Larry Bryant began feeling like something wasn’t right his sophomore year of high school in Alexandria, Virginia.
He didn’t know it at the time, but he was contending with clinical depression and anxiety. His parents’ divorce only exacerbated his feelings.
Bryant would go for days, sometimes weeks at a time, without speaking to anyone.
He was an All American football player, but when the team would go out after games, he would go home.
“I was very much a loner, and kind of sat in my own space most of the time,” Bryant told The Epoch Times.
Eventually, his parents and his coach noticed that something was going on.
But Bryant didn’t want to admit how he was feeling. He felt a lot of pressure to not appear depressed.
“I kept pushing it down, pushing it down,” Bryant said.
He was the oldest child of six children, and felt like he couldn’t share what he was going through. He also didn’t want to be labeled by his peers at school.
When the opportunity came up to receive a college football scholarship, he was made to believe that his depression would adversely affect his chances of getting one.
“I was eventually told, ‘You can’t show this. You can’t say this. You need to get yourself right so you can go to college on a scholarship,'” Bryant said.
For years to come, he would try to conceal his depression and pretend that the emotional pain he was feeling wasn’t happening.
Throughout college and his young adult life, he found himself angry, sad, quiet, and confused. At times he would cry without knowing why.
“I wasn’t sure how to respond or react to how I was feeling,” Bryant recalled.
It was difficult for Bryant to identify what was happening to him.
His freshman year of college he was diagnosed as HIV positive, which only made his depression worse.
“That was kind of like dropping a bomb into an already demolished town. At that point I felt like I couldn’t recover at all,” Bryant explained.
He was diagnosed in 1986, and was told he was going to die. During this time, people were dying from HIV AIDS rapidly.
Now, he felt like he couldn’t talk about his HIV status either, which only compounded his depression.
Everyday life was a struggle. He had trouble focusing on his studies in college; some days he felt like he couldn’t get out of bed.
As professional football scouts came to college, coaches again encouraged him to hide his depression.
Men were supposed to be strong, he was taught. If he admitted to having issues with depression, he feared being considered weak.
He found it increasingly difficult to cope. Bryant dropped out of college, and began drinking and abusing drugs. Sometimes he found himself waking up in the street. Several times he woke up in hospital while having his stomach pumped.
Eventually, the self-destructive behavior came to a head.
One day he woke up and decided he didn’t want to die in the street. He didn’t want someone notifying his parents that he had died under such circumstances.
“It was almost like a switch that came on. I just decided I didn’t want to die like this,” Bryant explained.

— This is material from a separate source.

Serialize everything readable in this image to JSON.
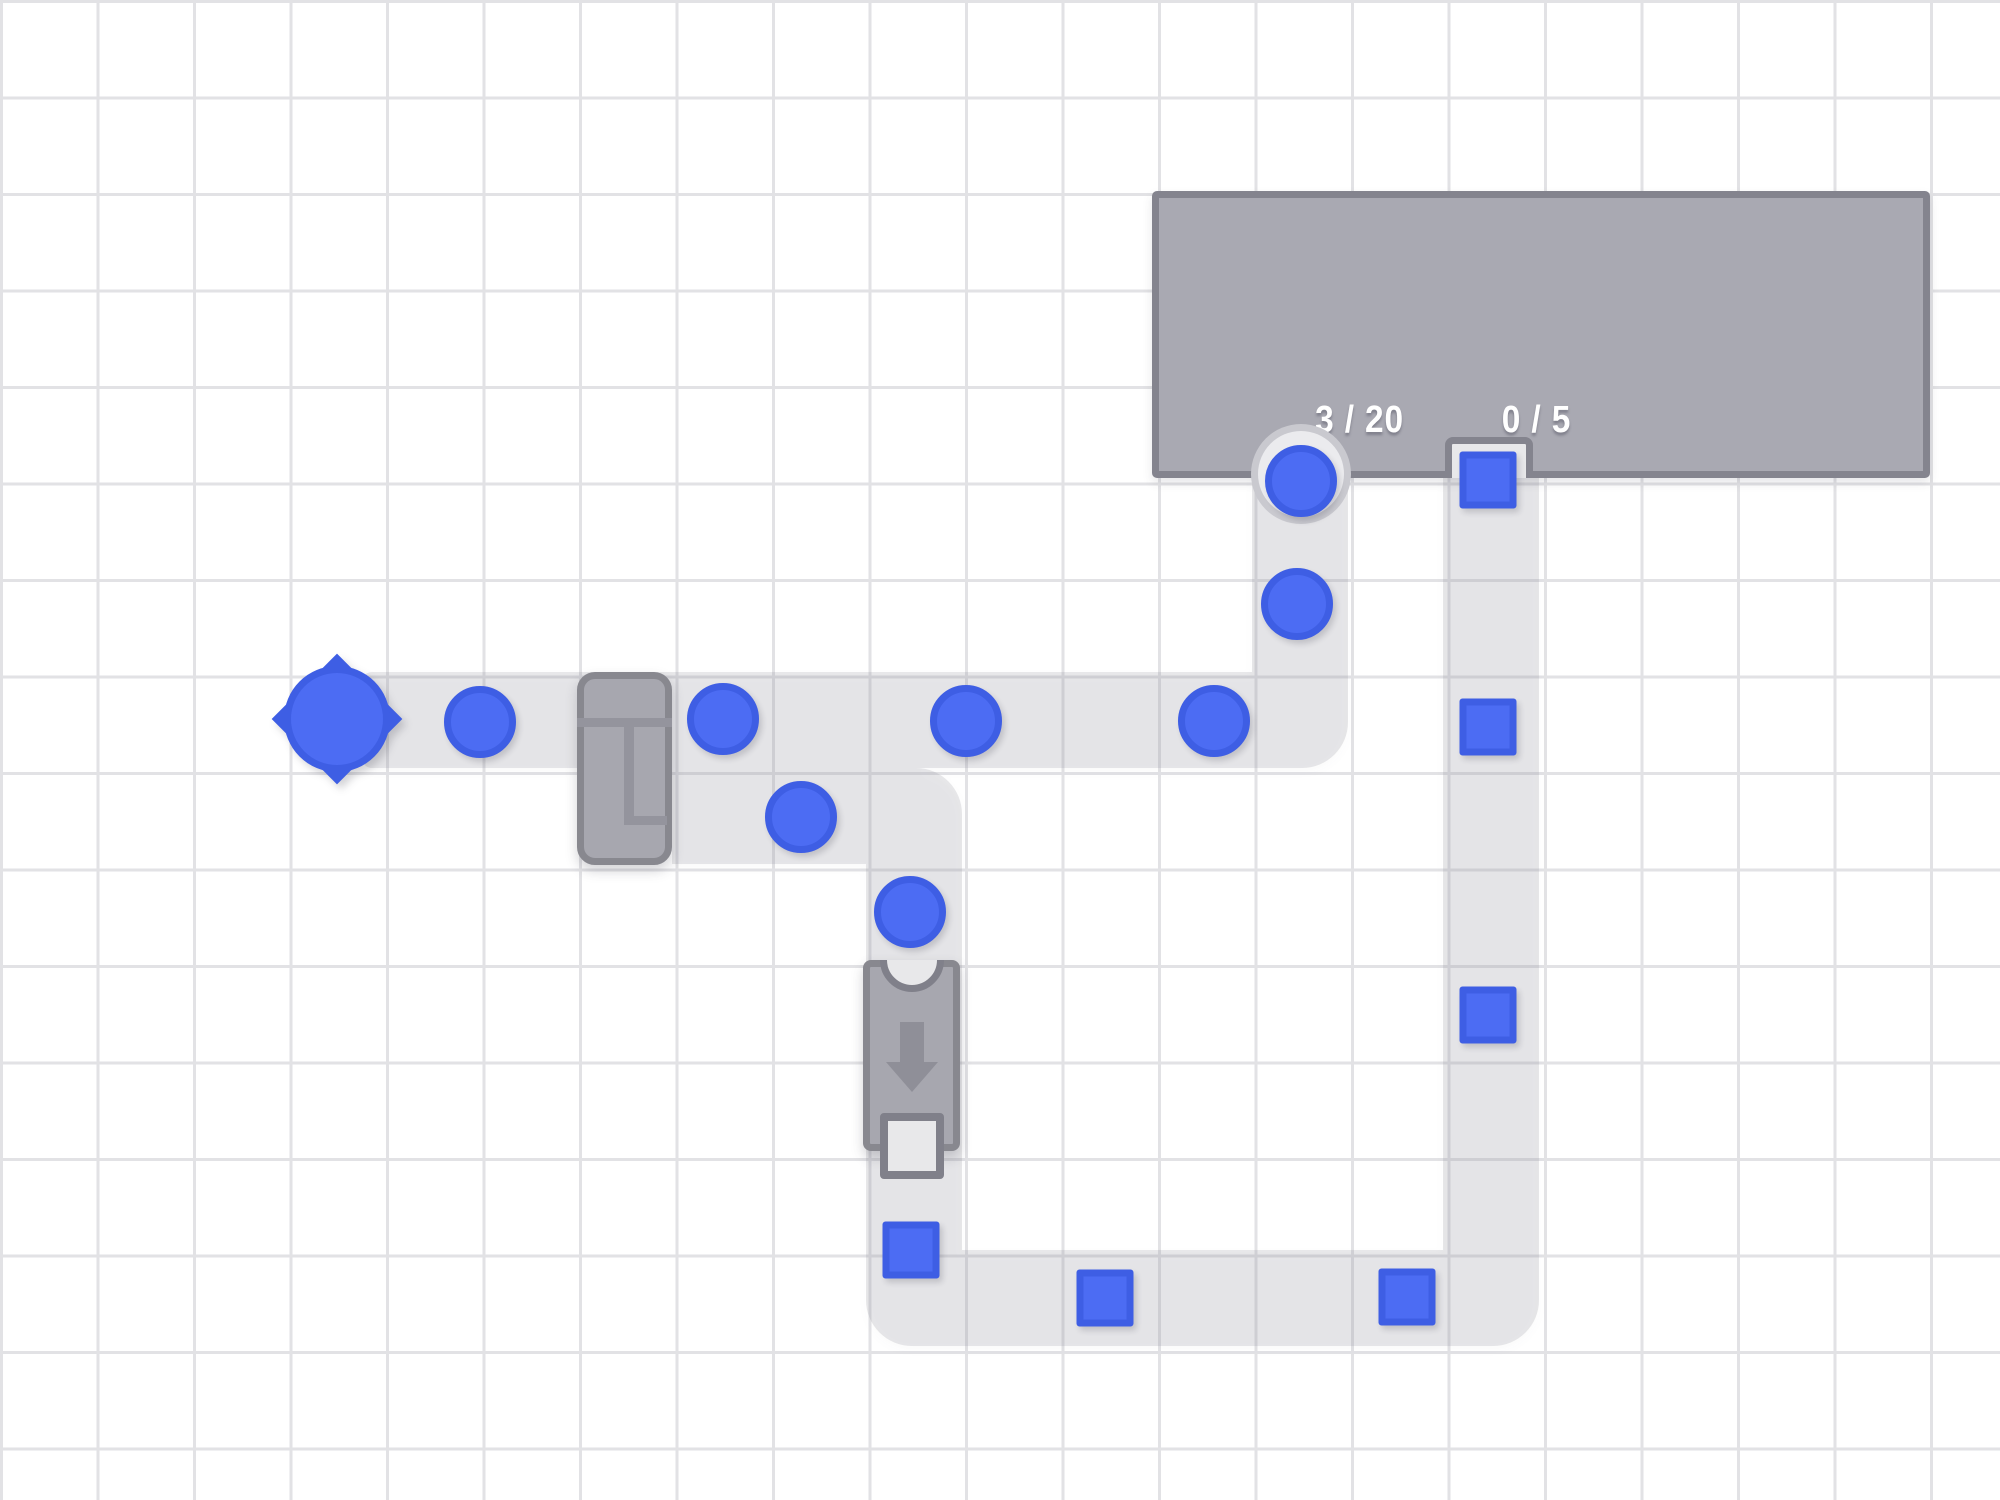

“I figured, okay, I’m going to clean myself up. I’m going to do something purposeful. If I’m going to die of AIDS, then I’m going to die doing something.”

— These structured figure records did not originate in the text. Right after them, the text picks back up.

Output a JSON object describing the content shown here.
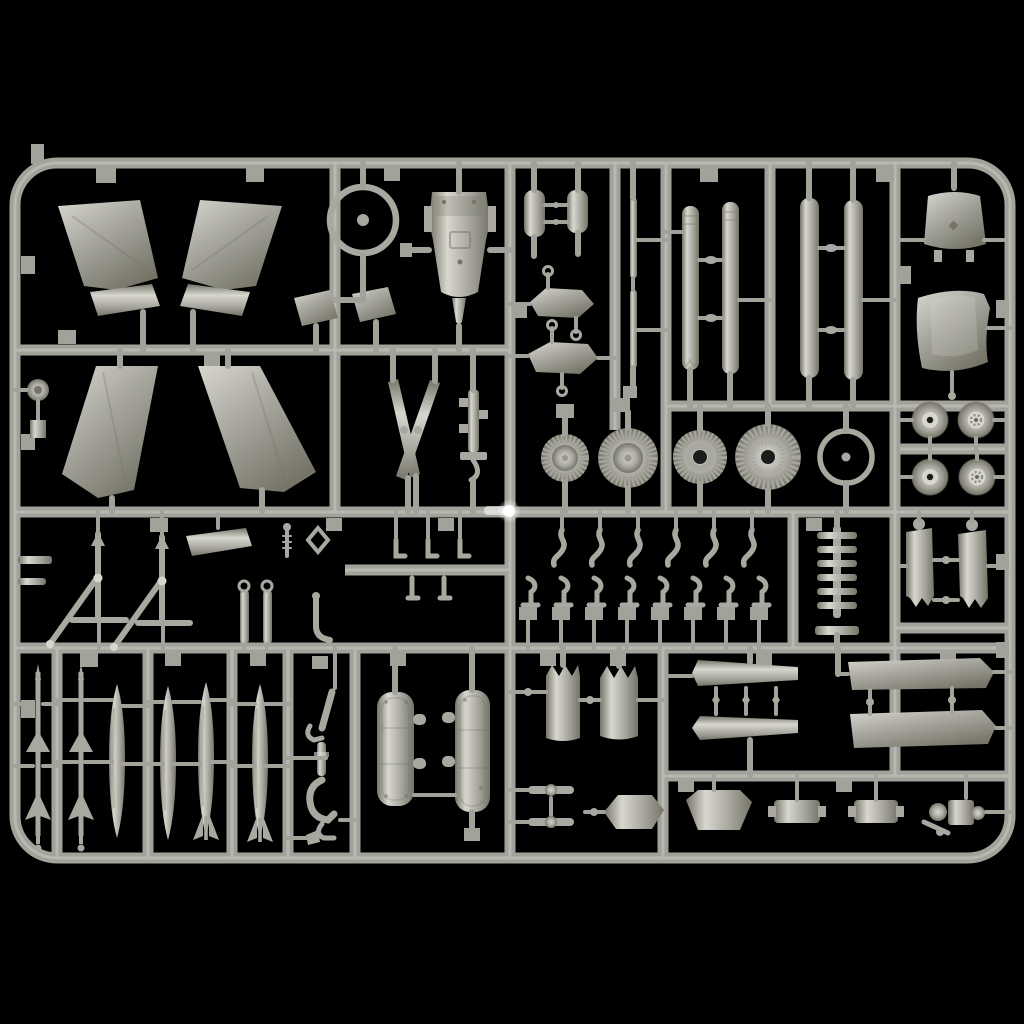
{
  "scene": {
    "alt": "Light gray injection-molded plastic sprue (parts tree) of an aircraft model kit photographed on a black background",
    "background": "black",
    "material": "gray styrene plastic"
  },
  "colors": {
    "bg": "#000000",
    "run": "#a3a29a",
    "run_hi": "#cfcec6",
    "run_lo": "#6c6b63",
    "p_hi": "#d8d7cf",
    "p_mid": "#a9a8a0",
    "p_dk": "#757467",
    "hole": "#1c1c1a",
    "glare": "#ffffff"
  },
  "parts": [
    {
      "name": "horizontal-stabilizer",
      "count": 2
    },
    {
      "name": "stabilizer-flap",
      "count": 2
    },
    {
      "name": "access-panel",
      "count": 2
    },
    {
      "name": "main-wing",
      "count": 2
    },
    {
      "name": "spoked-rim-wheel",
      "count": 2
    },
    {
      "name": "cockpit-tub",
      "count": 1
    },
    {
      "name": "antenna-blade",
      "count": 2
    },
    {
      "name": "equipment-bracket",
      "count": 1
    },
    {
      "name": "hub-cap",
      "count": 1
    },
    {
      "name": "instrument-panel",
      "count": 2
    },
    {
      "name": "hinge-plate",
      "count": 2
    },
    {
      "name": "pitot-strip",
      "count": 2
    },
    {
      "name": "engine-fan-disc",
      "count": 4
    },
    {
      "name": "intake-duct-half",
      "count": 4
    },
    {
      "name": "windscreen-frame",
      "count": 1
    },
    {
      "name": "fuselage-saddle",
      "count": 1
    },
    {
      "name": "road-wheel",
      "count": 4
    },
    {
      "name": "intake-ramp",
      "count": 2
    },
    {
      "name": "gear-retraction-strut",
      "count": 2
    },
    {
      "name": "gear-link",
      "count": 2
    },
    {
      "name": "actuator-screw",
      "count": 1
    },
    {
      "name": "trim-vane",
      "count": 1
    },
    {
      "name": "clevis-ring",
      "count": 1
    },
    {
      "name": "door-hinge-hook",
      "count": 1
    },
    {
      "name": "s-hook-lever",
      "count": 6
    },
    {
      "name": "l-post-lever",
      "count": 8
    },
    {
      "name": "vent-grille",
      "count": 1
    },
    {
      "name": "missile",
      "count": 2
    },
    {
      "name": "drop-tank",
      "count": 2
    },
    {
      "name": "finned-bomb",
      "count": 2
    },
    {
      "name": "main-gear-leg",
      "count": 1
    },
    {
      "name": "gear-bay-door",
      "count": 2
    },
    {
      "name": "afterburner-ring",
      "count": 2
    },
    {
      "name": "link-dumbbell",
      "count": 2
    },
    {
      "name": "hex-access-plate",
      "count": 2
    },
    {
      "name": "stabilator-half",
      "count": 2
    },
    {
      "name": "flap-panel",
      "count": 2
    },
    {
      "name": "strake-plate",
      "count": 2
    },
    {
      "name": "pump-assembly",
      "count": 1
    }
  ]
}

For Bryant, it was easier for him to tell his family about his HIV status than his depression. He continued to keep that a secret.
As he was being treated for HIV, he began to realize that he wasn’t going to die immediately, and took some comfort in that. His family was also incredibly supportive.
“It was like spinning a plate on one hand. I realized this is good. I got the balance. This is going to be okay. I can do this,” Bryant recalled. “Now I’ve got this other plate over here I haven’t even tried to spin, and I’m not even sure I can.”
Within only the last few years Bryant has been able to identify his depression, and open up about it.
Bryant, now in his forties, began working at the National Alliance on Mental Illness of New York City (NAMI-NYC) in 2016.
At first he just listened to others contending with depression, and empathized with them. Recently he started to address his depression out loud in peer-to-peer group sessions and support groups.
Prior to this, his depression and anxiety was only discussed in the context of his HIV status. Now, he was finally able to discuss his mental health as its own entity.
Being able to identify his depression has helped him manage it. Now he’s helping other people living with mental illness through his work at NAMI.
He manages the Helpline, coordinates support groups, coordinates and teaches the Hope for Recovery class, and manages the NAMI Smarts program.
The depression and anxiety are still there. But now he knows what to look out for, he’s better able to deal with it.
“It’s like mastering the weather. We all wish for the sunny, 78-degree, low-humidity days every day, but occasionally it’s not that way. Sometimes it’s going to be a thunderstorm,” he said.
“Before I knew how to the read the weather, I’d just get caught out in the rain without an umbrella. Now, even though I can’t stop or change the weather, I can prepare for it.”